Reading the Bible, then, is about more than seeking to understand ideas. Sure, we go to God’s word to hear the testimony of women and men of faith who have gone before us. But we also go there to meet with God, to hear his voice in a fresh, personal, direct time of intimacy and encounter with the Spirit. It’s possible to have a tremendous intellectual mastery of the content of the Bible without having a close and intimate relationship with God, so that seeking simply to understand what it says is not enough.
For the Bible to be God’s word in our lives we must look for and expect to meet the Holy Spirit who reveals what God would say to us from these words. We should pray as we read the Bible and, indeed, reading scripture should be like spending time with God, speaking and listening. As we meet with God in reading, mediating on, and praying through the Bible, then it becomes much more powerfully, directly, and yes authoritatively, God’s word for us. To read the Bible with a hunger for and an expectation of meeting God is to open the door to truly hear God’s word and to have our lives changed as we truly hear it.

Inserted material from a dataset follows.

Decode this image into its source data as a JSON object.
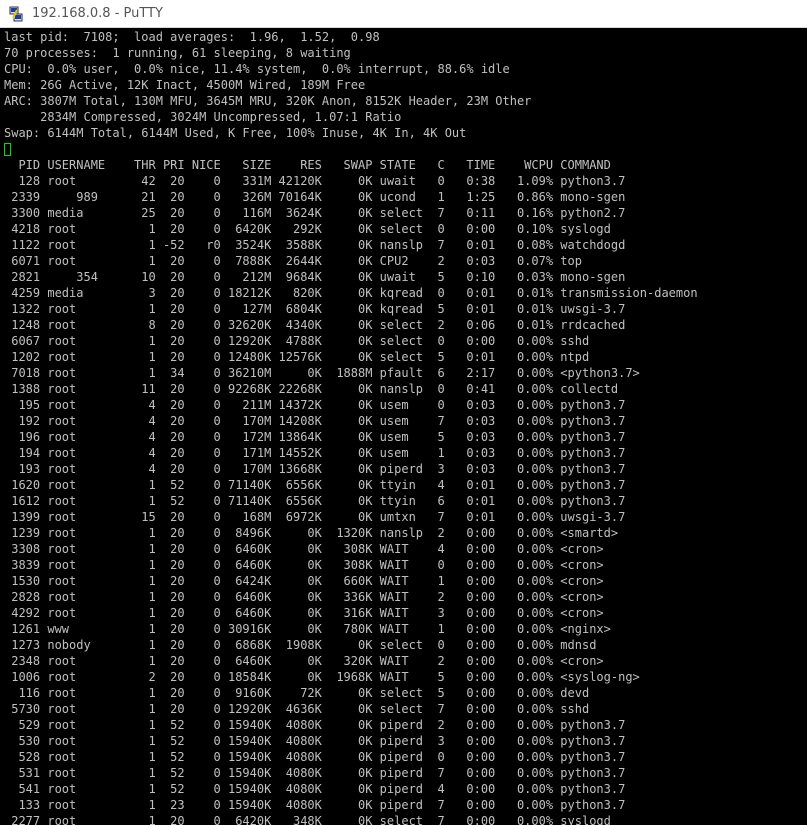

Dr. Ellington has hit upon perhaps the most basic purpose of Scripture — to invite human kind to a relationship with the God of the universe. On a very base level, it’s tantamount to Queen Elizabeth calling me up personally to invite me to dinner — just the two of us — because she wants to get to know me. So, when we read His word, God is inviting me to enter into a personal, intimate relationship with Him for the mere purpose of friendship with Him. Can’t imagine why I would refuse it — “sorry, too busy today… my calendar next week is not as packed … I’ll get back to you.”
It’s refreshing to hear a theologian of today proclaim that the Bible is the Word of God for the people of God. Many theologians have lost their first love and have drifted from the Truth. Sad indeed.
Thank you, Dr. Oxley. Good thoughts.